Belästigte immer wieder Mädchen

Der Afghane wird jetzt wegen Mord angeklagt. Er besuchte mit dem Opfer dieselbe Schule. Er kam 2015 nach Norwegen, hat bis Ende des Jahres eine Aufenthaltserlaubnis und keine Familienangehörigen im Land. Er war bereits amtsbekannt, weil er im Juni Mädchen belästigte und verfolgte.

Die Polizei forderte ihn auf, das zu unterlassen. Ein Arbeitskollege des Opfers kritisierte in einem Facebook-Posting, dass die Stadtbehörde da viel zu wenig tue. Der Afghane sei auch seiner Schwester sogar bis nach Hause gefolgt. Er habe das 2 Wochen vor dem Mord gemeldet. Am Tag des Mordes sei der Afghane ins Geschäft gekommen und habe „krank“ ausgesehen.

Berührendes Posting vom Bruder

Der Bruder des Ermordeten, Henning, postete auf Facebook: „Alles, was menschliche Vernunft und Mitgefühl genannt wurde, existiert nicht mehr.

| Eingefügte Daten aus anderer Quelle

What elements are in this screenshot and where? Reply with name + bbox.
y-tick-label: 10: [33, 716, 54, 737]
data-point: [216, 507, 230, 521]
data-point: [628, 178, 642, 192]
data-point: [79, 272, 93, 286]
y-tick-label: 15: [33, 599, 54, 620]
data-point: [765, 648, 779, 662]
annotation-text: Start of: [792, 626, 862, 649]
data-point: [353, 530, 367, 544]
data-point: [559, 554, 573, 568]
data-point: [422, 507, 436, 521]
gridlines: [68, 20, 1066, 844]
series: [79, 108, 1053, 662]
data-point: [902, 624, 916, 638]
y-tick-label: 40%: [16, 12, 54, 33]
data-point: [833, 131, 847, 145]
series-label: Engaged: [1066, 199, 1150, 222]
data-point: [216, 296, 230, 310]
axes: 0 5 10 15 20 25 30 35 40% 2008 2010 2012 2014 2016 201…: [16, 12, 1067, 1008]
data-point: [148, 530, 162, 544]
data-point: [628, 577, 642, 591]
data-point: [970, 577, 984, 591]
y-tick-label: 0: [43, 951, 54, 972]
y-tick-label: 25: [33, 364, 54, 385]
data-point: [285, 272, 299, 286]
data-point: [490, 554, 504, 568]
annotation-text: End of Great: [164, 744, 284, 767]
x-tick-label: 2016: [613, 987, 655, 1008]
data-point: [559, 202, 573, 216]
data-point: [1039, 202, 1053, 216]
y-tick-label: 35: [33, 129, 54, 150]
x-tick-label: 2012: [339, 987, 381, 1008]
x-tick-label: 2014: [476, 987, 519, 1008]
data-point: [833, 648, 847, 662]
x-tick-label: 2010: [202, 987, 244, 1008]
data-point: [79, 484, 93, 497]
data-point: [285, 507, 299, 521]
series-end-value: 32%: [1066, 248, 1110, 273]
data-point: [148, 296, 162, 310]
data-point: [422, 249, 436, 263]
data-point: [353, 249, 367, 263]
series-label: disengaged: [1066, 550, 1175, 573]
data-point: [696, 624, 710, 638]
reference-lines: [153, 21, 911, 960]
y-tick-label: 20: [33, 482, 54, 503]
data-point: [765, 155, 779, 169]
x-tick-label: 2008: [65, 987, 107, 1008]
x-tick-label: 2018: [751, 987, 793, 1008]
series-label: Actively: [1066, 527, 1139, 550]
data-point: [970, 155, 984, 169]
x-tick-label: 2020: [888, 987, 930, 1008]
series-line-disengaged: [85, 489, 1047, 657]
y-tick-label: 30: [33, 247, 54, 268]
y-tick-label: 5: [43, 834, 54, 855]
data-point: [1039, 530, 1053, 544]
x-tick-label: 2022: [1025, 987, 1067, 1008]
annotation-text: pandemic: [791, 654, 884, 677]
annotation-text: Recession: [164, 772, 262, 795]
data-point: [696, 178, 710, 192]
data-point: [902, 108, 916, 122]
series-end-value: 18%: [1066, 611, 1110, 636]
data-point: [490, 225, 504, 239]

Die Person, die ich am meisten liebte…wurde mir am Samstag entrissen. Wir waren wie Salz und Pfeffer, wie Ying und Yang. Mein Bruder war mein großes Vorbild…“

Der Coop-Leiter sprach von einer Tragödie. Der Bürgermeister von Vadso, der seinen Urlaub abbrach, nannte die Tat „schrecklich und unwirklich“.

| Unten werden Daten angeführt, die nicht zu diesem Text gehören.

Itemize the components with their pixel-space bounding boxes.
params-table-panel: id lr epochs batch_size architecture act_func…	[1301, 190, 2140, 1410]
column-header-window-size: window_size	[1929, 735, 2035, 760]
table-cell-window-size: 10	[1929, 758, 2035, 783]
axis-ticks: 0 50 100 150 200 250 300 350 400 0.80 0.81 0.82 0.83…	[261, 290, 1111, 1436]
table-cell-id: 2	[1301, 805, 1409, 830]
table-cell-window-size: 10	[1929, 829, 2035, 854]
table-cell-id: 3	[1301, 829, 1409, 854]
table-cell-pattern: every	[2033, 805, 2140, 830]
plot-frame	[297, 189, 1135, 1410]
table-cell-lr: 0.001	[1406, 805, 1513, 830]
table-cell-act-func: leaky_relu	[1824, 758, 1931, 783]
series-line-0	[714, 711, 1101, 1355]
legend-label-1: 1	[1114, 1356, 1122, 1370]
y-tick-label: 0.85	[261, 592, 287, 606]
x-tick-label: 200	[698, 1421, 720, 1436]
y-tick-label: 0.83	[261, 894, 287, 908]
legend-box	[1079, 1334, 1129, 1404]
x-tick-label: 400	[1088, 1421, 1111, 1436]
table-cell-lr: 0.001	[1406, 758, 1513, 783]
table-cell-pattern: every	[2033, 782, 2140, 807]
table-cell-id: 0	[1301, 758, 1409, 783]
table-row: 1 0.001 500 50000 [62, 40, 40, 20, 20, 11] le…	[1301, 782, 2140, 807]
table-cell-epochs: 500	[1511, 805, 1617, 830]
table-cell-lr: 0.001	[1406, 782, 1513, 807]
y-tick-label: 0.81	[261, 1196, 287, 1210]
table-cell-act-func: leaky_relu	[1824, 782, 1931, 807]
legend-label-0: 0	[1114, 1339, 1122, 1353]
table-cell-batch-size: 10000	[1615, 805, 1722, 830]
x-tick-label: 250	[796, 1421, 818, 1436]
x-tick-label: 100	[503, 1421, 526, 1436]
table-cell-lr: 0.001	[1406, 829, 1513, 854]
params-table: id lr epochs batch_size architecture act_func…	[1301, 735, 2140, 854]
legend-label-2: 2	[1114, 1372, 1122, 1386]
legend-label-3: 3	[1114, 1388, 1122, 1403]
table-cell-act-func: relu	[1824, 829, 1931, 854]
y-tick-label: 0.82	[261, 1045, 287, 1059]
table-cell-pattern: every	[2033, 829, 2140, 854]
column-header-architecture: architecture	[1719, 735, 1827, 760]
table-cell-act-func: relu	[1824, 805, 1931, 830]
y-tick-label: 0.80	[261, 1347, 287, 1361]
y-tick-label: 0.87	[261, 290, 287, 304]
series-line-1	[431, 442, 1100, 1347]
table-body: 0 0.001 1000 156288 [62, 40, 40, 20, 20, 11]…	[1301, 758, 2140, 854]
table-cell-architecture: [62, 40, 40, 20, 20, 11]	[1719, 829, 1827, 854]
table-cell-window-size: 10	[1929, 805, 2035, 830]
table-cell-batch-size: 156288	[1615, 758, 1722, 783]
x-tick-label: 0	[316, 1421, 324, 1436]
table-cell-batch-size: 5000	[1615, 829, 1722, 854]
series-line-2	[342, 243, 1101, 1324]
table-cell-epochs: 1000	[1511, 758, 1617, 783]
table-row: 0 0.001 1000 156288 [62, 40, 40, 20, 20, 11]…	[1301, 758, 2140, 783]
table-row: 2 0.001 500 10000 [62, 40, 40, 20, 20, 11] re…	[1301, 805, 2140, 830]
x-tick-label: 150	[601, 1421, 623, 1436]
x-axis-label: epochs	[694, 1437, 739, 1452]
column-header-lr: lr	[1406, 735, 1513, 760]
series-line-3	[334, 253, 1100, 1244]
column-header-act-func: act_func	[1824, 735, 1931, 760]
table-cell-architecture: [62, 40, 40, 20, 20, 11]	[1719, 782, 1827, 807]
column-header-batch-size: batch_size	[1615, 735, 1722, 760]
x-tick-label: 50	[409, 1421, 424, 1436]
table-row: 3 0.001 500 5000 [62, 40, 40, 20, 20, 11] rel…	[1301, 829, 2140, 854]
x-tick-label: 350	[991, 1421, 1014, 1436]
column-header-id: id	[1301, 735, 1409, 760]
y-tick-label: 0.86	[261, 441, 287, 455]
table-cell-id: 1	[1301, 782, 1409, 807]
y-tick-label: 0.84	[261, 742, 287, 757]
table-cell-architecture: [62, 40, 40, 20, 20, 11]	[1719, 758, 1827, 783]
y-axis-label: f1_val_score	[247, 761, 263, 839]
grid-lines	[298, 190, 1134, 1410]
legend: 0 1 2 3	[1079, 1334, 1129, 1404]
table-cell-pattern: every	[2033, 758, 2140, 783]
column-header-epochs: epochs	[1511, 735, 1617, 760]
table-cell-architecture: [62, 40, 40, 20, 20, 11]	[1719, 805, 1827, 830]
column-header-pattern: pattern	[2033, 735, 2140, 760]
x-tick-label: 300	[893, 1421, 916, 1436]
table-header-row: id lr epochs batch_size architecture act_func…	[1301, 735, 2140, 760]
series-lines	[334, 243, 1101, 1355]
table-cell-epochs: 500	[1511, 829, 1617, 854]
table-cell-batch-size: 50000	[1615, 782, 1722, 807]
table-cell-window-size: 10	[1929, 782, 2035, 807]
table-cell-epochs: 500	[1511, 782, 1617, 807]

Afrikaner köpfte ältere Frau und Sohn

Der Fall erinnert an einen ähnlich brutalen Mord in Schweden, vor Jahren, bei dem eine ältere Frau mit ihrem Sohn in einem Kaufhaus von einem Afrikaner geköpft wurde, dessen Asylansuchen kurz davor abgelehnt worden war. Schwedische Medien hielten sich über den Tathergang immer bedeckt, über Augenzeugen kam er an die Öffentlichkeit.